Medigene AG
- Company type: Stock company
- Traded as: MDG1
- Industry: Biotechnology
- Founded: 1994
- Headquarters: Martinsried, Germany
- Key people: Selwyn Ho (CEO), Prof Dolores J Schendel (CSO), Gerd Zettlmeissl (Chairman of the supervisory board)
- Website: www.medigene.com

= MediGene =

Medigene AG (FSE: MDG1, ISIN DE000A1X3W00, Prime Standard) is a publicly listed biotechnology company headquartered in Martinsried near Munich, Germany. Medigene is working on the development of immunotherapies to enhance T cell activity against solid cancers. The first product candidates are in clinical development.

== History ==
Medigene is a German biotechnology company founded in 1994 as a spin-off from the Munich Gene Center. In 2000, the company went public with an initial public offering on the Frankfurt Stock Exchange. In the following years, Medigene acquired several other biotechnology companies, including NeuroVir and Avidex, and received regulatory approval for its cancer drug Eligard in Germany. In 2006, Medigene's product Veregen became the first FDA-approved biopharmaceutical from a German biotech company in the United States.

In 2012-2014, Medigene underwent strategic repositioning through the sale of Eligard, EndoTAG, and RhuDex. The company then shifted its focus to immuno-oncology with the acquisition of Trianta Immunotherapies, which was renamed Medigene Immunotherapies. In 2015, Medigene started a Phase I/II clinical trial with its DC vaccine (FDC101) to treat acute myeloid leukemia.
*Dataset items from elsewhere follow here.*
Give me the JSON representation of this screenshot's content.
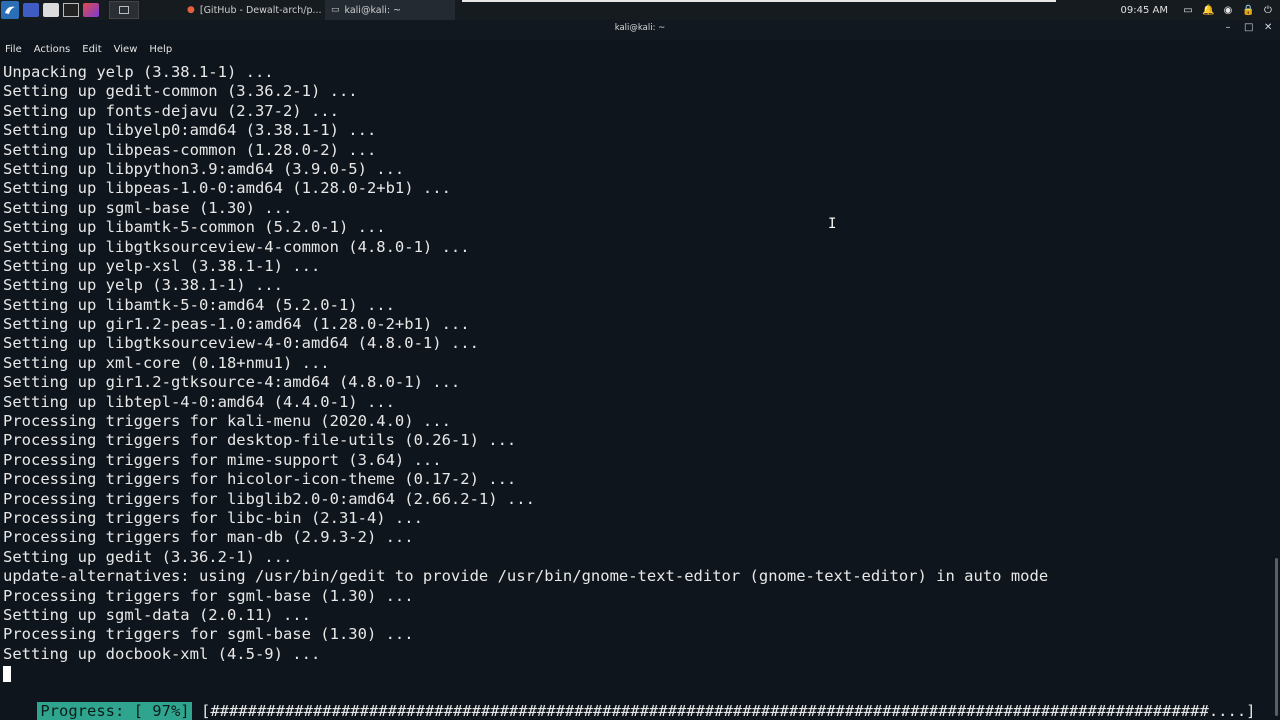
{
  "panel": {
    "tasks": [
      {
        "icon": "firefox-icon",
        "label": "[GitHub - Dewalt-arch/p..."
      },
      {
        "icon": "terminal-icon",
        "label": "kali@kali: ~"
      }
    ],
    "clock": "09:45 AM"
  },
  "window": {
    "title": "kali@kali: ~"
  },
  "menu": [
    "File",
    "Actions",
    "Edit",
    "View",
    "Help"
  ],
  "terminal": {
    "lines": [
      "Unpacking yelp (3.38.1-1) ...",
      "Setting up gedit-common (3.36.2-1) ...",
      "Setting up fonts-dejavu (2.37-2) ...",
      "Setting up libyelp0:amd64 (3.38.1-1) ...",
      "Setting up libpeas-common (1.28.0-2) ...",
      "Setting up libpython3.9:amd64 (3.9.0-5) ...",
      "Setting up libpeas-1.0-0:amd64 (1.28.0-2+b1) ...",
      "Setting up sgml-base (1.30) ...",
      "Setting up libamtk-5-common (5.2.0-1) ...",
      "Setting up libgtksourceview-4-common (4.8.0-1) ...",
      "Setting up yelp-xsl (3.38.1-1) ...",
      "Setting up yelp (3.38.1-1) ...",
      "Setting up libamtk-5-0:amd64 (5.2.0-1) ...",
      "Setting up gir1.2-peas-1.0:amd64 (1.28.0-2+b1) ...",
      "Setting up libgtksourceview-4-0:amd64 (4.8.0-1) ...",
      "Setting up xml-core (0.18+nmu1) ...",
      "Setting up gir1.2-gtksource-4:amd64 (4.8.0-1) ...",
      "Setting up libtepl-4-0:amd64 (4.4.0-1) ...",
      "Processing triggers for kali-menu (2020.4.0) ...",
      "Processing triggers for desktop-file-utils (0.26-1) ...",
      "Processing triggers for mime-support (3.64) ...",
      "Processing triggers for hicolor-icon-theme (0.17-2) ...",
      "Processing triggers for libglib2.0-0:amd64 (2.66.2-1) ...",
      "Processing triggers for libc-bin (2.31-4) ...",
      "Processing triggers for man-db (2.9.3-2) ...",
      "Setting up gedit (3.36.2-1) ...",
      "update-alternatives: using /usr/bin/gedit to provide /usr/bin/gnome-text-editor (gnome-text-editor) in auto mode",
      "Processing triggers for sgml-base (1.30) ...",
      "Setting up sgml-data (2.0.11) ...",
      "Processing triggers for sgml-base (1.30) ...",
      "Setting up docbook-xml (4.5-9) ..."
    ],
    "progress_label": "Progress: [ 97%]",
    "progress_bar": "[###########################################################################################################....]",
    "progress_percent": 97
  }
}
The following year, the company entered into a strategic partnership with bluebird bio in cancer immunotherapy.

In 2017, Medigene disposed of the US rights for Veregen and expanded its partnership with bluebird bio in 2018. The company also started a Phase I/II study of its drug MDG1011 in acute myeloid leukemia and myelodysplastic syndrome. In 2019, Medigene partnered with Roivant and Sinovant to launch Cytovant Sciences, which focuses on developing cellular therapies in Asia. The same year, Medigene sold its remaining rights and inventories for Veregen.

In 2020, the company published topline data from its DC vaccine trial, and in 2021, it published topline data from the Phase I/II study of MDG1011. In 2022, Medigene entered into a comprehensive research and development partnership with BioNTech.